Selvino, nel 1945 Sciesopoli ospitò 800 ebrei. Ora è nel degrado.
Ipotesi recupero con spazi sociali e wellness. Ma servono partner.
(da L’Eco di Bergamo di Mercoledì 6 Ottobre 2010, scritto da Anna Gandolfi)

Arrivavano dagli angoli di un’Europa appena liberata e in cui loro già avevano visto di tutto. Erano sopravvissuti ai campi di Mauthausen, Auschwitz, Dachau, sfuggiti ai rastrellamenti, erano orfani. Ma ironia della sorte qui, in una colonia nata negli anni ’30 per le vacanze dei giovani fascisti, avevano ricominciato a vivere, in attesa di ripartire alla volta di Israele, la loro terra promessa.

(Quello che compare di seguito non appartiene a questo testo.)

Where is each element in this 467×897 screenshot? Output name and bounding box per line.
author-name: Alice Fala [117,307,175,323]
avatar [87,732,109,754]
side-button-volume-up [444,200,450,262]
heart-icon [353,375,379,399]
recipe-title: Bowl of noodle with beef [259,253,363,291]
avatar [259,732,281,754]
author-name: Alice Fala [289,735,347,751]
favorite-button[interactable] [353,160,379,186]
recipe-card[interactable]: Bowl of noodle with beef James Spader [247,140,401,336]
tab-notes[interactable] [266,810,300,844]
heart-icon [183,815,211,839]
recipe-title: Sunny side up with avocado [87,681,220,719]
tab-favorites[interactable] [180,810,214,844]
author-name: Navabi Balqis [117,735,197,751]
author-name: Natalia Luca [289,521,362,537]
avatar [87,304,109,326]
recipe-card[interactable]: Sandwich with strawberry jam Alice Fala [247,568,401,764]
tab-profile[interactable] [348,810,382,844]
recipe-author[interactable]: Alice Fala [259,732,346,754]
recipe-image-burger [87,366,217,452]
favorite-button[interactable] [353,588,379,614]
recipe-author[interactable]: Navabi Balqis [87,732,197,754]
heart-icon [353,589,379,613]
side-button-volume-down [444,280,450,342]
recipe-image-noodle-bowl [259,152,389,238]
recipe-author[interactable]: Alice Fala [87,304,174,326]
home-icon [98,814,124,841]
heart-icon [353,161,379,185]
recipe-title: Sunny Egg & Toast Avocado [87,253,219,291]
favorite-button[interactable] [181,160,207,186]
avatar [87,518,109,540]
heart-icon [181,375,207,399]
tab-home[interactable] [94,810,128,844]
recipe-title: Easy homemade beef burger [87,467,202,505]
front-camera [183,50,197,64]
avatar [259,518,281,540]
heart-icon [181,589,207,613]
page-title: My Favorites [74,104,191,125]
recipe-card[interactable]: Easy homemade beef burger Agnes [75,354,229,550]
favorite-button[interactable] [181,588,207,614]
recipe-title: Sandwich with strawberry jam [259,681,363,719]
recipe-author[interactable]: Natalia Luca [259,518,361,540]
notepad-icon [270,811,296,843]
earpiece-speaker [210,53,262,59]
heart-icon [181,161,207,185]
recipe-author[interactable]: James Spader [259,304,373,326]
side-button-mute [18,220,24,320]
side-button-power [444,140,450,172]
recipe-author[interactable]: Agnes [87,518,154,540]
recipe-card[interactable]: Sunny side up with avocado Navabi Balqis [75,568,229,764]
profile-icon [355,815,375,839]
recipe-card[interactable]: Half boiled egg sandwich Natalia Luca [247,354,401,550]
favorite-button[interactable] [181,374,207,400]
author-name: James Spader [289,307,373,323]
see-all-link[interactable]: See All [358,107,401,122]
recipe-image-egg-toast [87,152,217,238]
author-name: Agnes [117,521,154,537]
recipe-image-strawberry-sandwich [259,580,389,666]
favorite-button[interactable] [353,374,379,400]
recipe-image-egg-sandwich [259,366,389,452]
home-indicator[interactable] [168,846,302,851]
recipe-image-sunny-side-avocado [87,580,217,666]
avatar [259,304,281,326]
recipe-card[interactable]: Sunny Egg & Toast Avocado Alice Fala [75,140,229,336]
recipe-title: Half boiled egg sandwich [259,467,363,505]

Sono oltre 800 i bambini che, raccolti dalle organizzazioni ebraiche, hanno trascorso a Selvino il dopoguerra, dal 1945 al 1948. La loro prima casa dopo i lager si chiama Sciesopoli, dal nome dell’eroe nazionale, Amatore Sciesa, ucciso nel 1851 dagli austriaci. Un monumento alla memoria, questa Sciesopoli, che oggi lotta con l’oblio: costruita come struttura parastatale per l’élite fascista, requisita dai socialisti nel 1945 e destinata al soggiorno dei piccoli profughi, è passata a una fondazione legata al Comune di Milano e dal 1948 a metà degli anni ’80 è tornata a essere meta di soggiorni terapeutici. Poi la chiusura e la vendita all’asta. Una superficie di 28 mila metri quadri, con strutture su 9 mila, distribuite su tre piani, per un corpo centrale e due secondari con aule, mensa, dormitori, strutture sportive (c’era pure la piscina).

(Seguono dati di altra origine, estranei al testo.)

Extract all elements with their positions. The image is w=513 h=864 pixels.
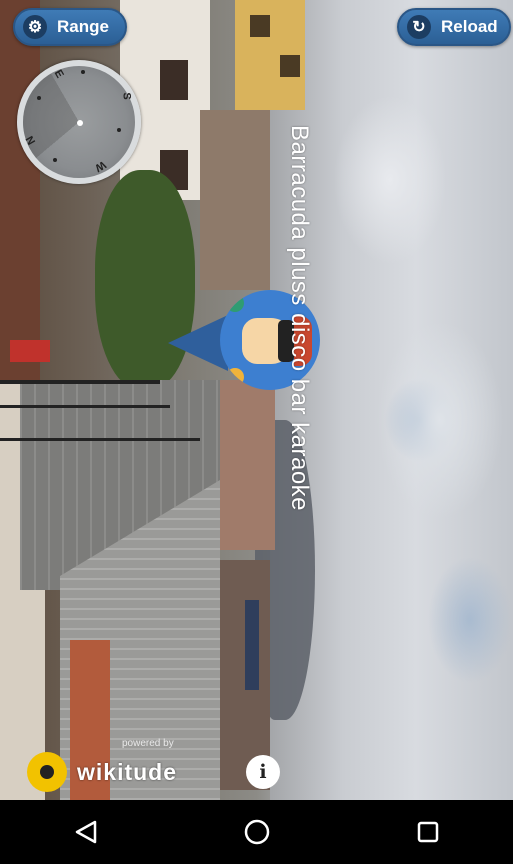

Sulla facciata centrale ancora campeggia la scritta «O. P. per l’assistenza climatica», ma il resto ha perso smalto: su Sciesopoli, chiusa da oltre 25 anni, è calato il degrado. Erba alta e sterpaglie fanno da cornice ai giardini, mentre all’interno sono arrivati i vandali a dare una ripassata. Si intravedono dalle finestre malmesse carte sparse sui pavimenti con i nomi dei ragazzi che sono passati di qui, cartoline e disegni ingialliti dal tempo, qualche disco in vinile, polvere e vetri rotti. Sui muri scritte e graffiti che si accostano alle lapidi in cui, in un grottesco accavallarsi, campeggia ancora in bella vista il nome del «primo benefattore della struttura, Benito Mussolini che donò lire cinquemila» per i suoi balilla.

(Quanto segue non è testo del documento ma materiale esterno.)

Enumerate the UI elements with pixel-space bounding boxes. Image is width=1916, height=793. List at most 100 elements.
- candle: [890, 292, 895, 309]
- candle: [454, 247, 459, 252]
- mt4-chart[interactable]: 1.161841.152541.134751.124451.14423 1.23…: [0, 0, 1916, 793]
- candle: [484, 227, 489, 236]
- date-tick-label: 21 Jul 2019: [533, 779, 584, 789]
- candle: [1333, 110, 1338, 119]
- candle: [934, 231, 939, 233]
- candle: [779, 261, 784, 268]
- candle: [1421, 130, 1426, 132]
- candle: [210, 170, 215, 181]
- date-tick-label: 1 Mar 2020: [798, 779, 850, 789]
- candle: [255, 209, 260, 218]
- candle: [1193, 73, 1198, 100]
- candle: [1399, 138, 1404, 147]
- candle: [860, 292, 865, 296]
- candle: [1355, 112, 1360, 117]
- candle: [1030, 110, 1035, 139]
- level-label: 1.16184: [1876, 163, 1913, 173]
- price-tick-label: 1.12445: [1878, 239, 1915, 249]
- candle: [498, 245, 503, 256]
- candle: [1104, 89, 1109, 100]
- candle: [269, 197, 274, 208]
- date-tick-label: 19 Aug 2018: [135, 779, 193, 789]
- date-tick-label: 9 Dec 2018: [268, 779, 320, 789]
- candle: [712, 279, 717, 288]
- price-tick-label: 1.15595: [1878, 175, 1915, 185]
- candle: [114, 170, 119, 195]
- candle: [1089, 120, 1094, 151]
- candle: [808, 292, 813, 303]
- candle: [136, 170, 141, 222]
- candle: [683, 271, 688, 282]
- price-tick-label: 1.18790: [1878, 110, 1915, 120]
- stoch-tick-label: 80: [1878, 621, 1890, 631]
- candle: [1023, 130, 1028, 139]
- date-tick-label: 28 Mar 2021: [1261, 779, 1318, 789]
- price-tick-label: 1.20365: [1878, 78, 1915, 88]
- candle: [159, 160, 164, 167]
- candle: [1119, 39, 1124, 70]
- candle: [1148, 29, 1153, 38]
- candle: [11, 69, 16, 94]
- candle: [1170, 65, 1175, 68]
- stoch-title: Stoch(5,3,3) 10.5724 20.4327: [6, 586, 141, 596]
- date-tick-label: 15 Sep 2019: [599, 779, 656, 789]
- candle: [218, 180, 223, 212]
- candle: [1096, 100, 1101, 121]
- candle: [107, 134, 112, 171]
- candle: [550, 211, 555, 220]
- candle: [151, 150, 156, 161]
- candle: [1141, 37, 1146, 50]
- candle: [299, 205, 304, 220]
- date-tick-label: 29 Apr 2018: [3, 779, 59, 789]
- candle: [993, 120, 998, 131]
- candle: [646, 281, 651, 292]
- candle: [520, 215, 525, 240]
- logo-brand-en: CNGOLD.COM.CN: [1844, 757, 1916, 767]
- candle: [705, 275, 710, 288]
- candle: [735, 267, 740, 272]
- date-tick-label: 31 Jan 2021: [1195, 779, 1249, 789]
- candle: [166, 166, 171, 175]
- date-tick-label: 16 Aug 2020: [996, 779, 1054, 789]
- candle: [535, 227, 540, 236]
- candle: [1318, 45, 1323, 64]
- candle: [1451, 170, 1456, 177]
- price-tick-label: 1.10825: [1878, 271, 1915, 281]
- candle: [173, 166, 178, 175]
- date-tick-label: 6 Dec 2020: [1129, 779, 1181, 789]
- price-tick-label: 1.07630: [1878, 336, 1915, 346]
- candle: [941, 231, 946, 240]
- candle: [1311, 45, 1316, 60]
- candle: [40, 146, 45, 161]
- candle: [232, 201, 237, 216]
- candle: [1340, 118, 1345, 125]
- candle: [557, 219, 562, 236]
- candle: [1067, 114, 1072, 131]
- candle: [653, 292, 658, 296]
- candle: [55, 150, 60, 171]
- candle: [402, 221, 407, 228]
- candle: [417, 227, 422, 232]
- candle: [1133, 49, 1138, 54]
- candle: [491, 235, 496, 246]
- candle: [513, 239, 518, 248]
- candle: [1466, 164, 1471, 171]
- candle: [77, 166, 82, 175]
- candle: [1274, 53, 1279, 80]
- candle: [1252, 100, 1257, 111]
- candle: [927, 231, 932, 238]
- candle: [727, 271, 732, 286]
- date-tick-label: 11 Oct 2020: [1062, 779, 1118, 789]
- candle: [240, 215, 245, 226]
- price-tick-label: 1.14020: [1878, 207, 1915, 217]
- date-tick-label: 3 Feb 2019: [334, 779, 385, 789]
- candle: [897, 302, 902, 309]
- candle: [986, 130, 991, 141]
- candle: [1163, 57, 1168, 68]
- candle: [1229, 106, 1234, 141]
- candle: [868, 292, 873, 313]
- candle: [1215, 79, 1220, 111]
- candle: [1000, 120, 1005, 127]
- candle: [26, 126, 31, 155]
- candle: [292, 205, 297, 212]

Eppure la struttura non sembra mostrare gravi problemi di tenuta: il problema è che metter mano a questo spazio tanto grande costa.
La proprietà, una società di Vallo della Lucania (Salerno), ha fatto sapere in passato di essere disposta «a una cessione o soprattutto collaborare con partner locali per il rilancio»: ora sta studiando una proposta da inoltrare al Comune.
Il Comune, dal canto suo, è disposto a discutere le destinazioni urbanistiche per favorire la svolta, fermo restando che almeno in parte Sciesopoli (su cui non ci sono vincoli architettonici) dovrà mantenere un interesse pubblico e salvaguardare gli aspetti salienti di memoria storica.
«L’area ha destinazione socio-sanitaria – chiosa il sindaco Carmelo Ghilardi –, e il vincolo è stato confermato nel Prg. Siamo pronti a discutere sul recupero, che potrebbe prevedere anche spazi ricettivi o sociali. Il residenziale? Quello no».
Trovare la quadra per recuperare il complesso, senza snaturarlo ma in modo economicamente sostenibile, non è facile. Ecco perché il Comune apre all’idea della ricettività. «In passato si è discusso anche di creare una casa di riposo, ma gli accreditamenti pubblici sono fermi e senza l’investimento non è appetibile». Si è bussato anche alla porta della Regione, «ma senza successo». L’impegno delle istituzioni è essenziale per sostenere la parte di funzione pubblica che il Comune vorrebbe mantenere nell’accordo con il privato. Privato che, dal canto suo, sta studiando cosa fare. Novità ci sono: il Gruppo Schiavo Spa (che ha anche un ramo alberghiero) sta effettuando indagini di mercato: «Un progetto di massima esiste ma dobbiamo confrontarci con l’amministrazione. Deve essere sostenibile: comprende spazi sociali, ma anche ricettivi e residenziali». Dettagli pochi, ma pare che in ballo ci sia anche un hotel di piccole dimensioni, con servizi di beauty farm e benessere. E se l’obiettivo di tutti è salvare Sciesopoli, Ghilardi fa sul serio: in questi anni ha scritto pile di lettere, «a politici, istituzioni, ambasciatori, gruppi ebraici», e pure a Giorgio Napolitano, presidente della Repubblica. Qui, nel 2009, ha spiegato che Sciesopoli, «più che un luogo fisico, per tante persone crocevia di rinascita e speranza», rischia «di essere consegnato all’oblio della storia e alla completa rovina» se ognuno non farà la sua parte.